PIs: |
Clint Dawson, UT Austin and Ibrahim Hoteit, King Abdullah University of Science and Technology |
Sponsor: |
KAUST Academic Excellence Alliance |
Abstract:
Predictive simulation of flow and transport in coastal ocean environments is a problem of interest worldwide. The coastal ocean is home to vital ecosystems, and nearly half of the world's population lives within 150 km of the coast. Coastal regions are extremely vulnerable to natural and man-made catastrophes. The coastal U.S. and parts of Asia and the Middle East in particular have been inundated repeatedly by surge due to tropical cyclones and tsunamis, leading to some of the most costly disasters in terms of human loss and economic damage in history. An increase in hurricane activity over the past decade has led to increasingly devastating coastal flooding. Hurricanes Katrina (2005), Rita (2005), Gustav (2008), Ike (2008) and Cyclone Nargis (2008), for example, killed thousands to tens of thousands and caused hundreds of billions of dollars in damage. The Deepwater Horizon oil spill in the Gulf of Mexico impacted the Gulf coast in ways that we are still struggling to determine. The recent Japanese tsunami also points to the urgency of better understanding the vulnerability of coastal communities to flooding, and improving coastal protection and sustainability. Uncertaintly in global climate change, population growth, rising sea levels and our increasing dependence on offshore energy production, will only increase the chances for similar disasters to occur in the future.

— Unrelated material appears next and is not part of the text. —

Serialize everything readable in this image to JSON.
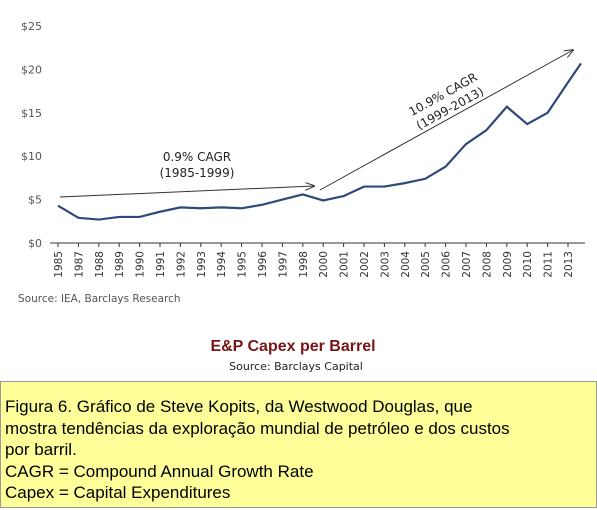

In this joint project between KAUST and The University of Texas at Austin (UT Austin), we propose to significantly advance the predictive capabilities of coastal ocean models through the development of more accurate models coupled with state-of-the-art data assimilation methods. We will focus on short-duration extreme events such as hurricane storm surge and longer-term events such as oil spills, and apply data assimilation techniques to improve estimation of unknown parameters in the near-shore and inland coastal regions. The project is headed by Prof. C. Dawson at UT Austin, who has expertise in modeling and high performance computing for coastal ocean applications, and Prof. I. Hoteit at KAUST, who has expertise in data assimilation methodologies with applications to oceanography and meteorology. This project is a spin-off of a Round 2 KAUST AEA project, "Storm Surge Forecasting Using Nonlinear Filtering." In this project we have successfully implemented a prototype data assimilated storm surge forecast system, based on the use of ensemble Kalman filters and the Advanced Circulation (ADCIRC) storm surge model.
The planned approach will extend the current research along three related but separate objectives. First, we will produce a more complete and robust hurricane forecasting system, whereby we assimilate not only water levels, but wind and significant wave heights. Second, we will study the use of nonlinear filters for estimation of uncertain coastal parameters. Third, we will extend the methodologies beyond storm surge to other coastal flow and transport processes, including transport of chemical constituents such as oil, salinity and temperature.
We anticipate that this research will lead to new insights into data assimilation methodologies and their use in coastal ocean modeling. In particular, we will focus on reduced order ensemble methods which limit the evolution of the ensemble to a few members. Furthermore, we will extend these data assimilation techniques to complex coupled systems of equations describing flow and transport processes.
The broader impacts of the proposed research are significant and far-reaching. Most hurricane-related fatalities are due to flooding and could be prevented with improved planning, warning systems and emergency response. Accurate forecasts of coastal inundation, provided in real-time to agencies in charge of emergency operations, will result in more timely and orderly evacuations, and help significantly with deployment of first responders and emergency personnel. Improved forecasts require not only predicting water levels, but also forecasting winds and wind generated waves, as these processes are intricately related. In addition, there are many unknown parameters in any model of the coast, perhaps the most significant being bathymetry and bottom friction. Coastal inundation is basically a contest between water being forced inland and frictional resistance to this force. Therefore, better parameterizations of bottom friction and bathymetry are essential to capturing the characteristics and timing of inundation and the recession after the event. Finally, the methods and technologies developed for modeling waves, circulation and winds can be coupled with transport models and applied to many applications of coastal processes, and can provide better predictive capabilities for other extreme events, such as oil spills.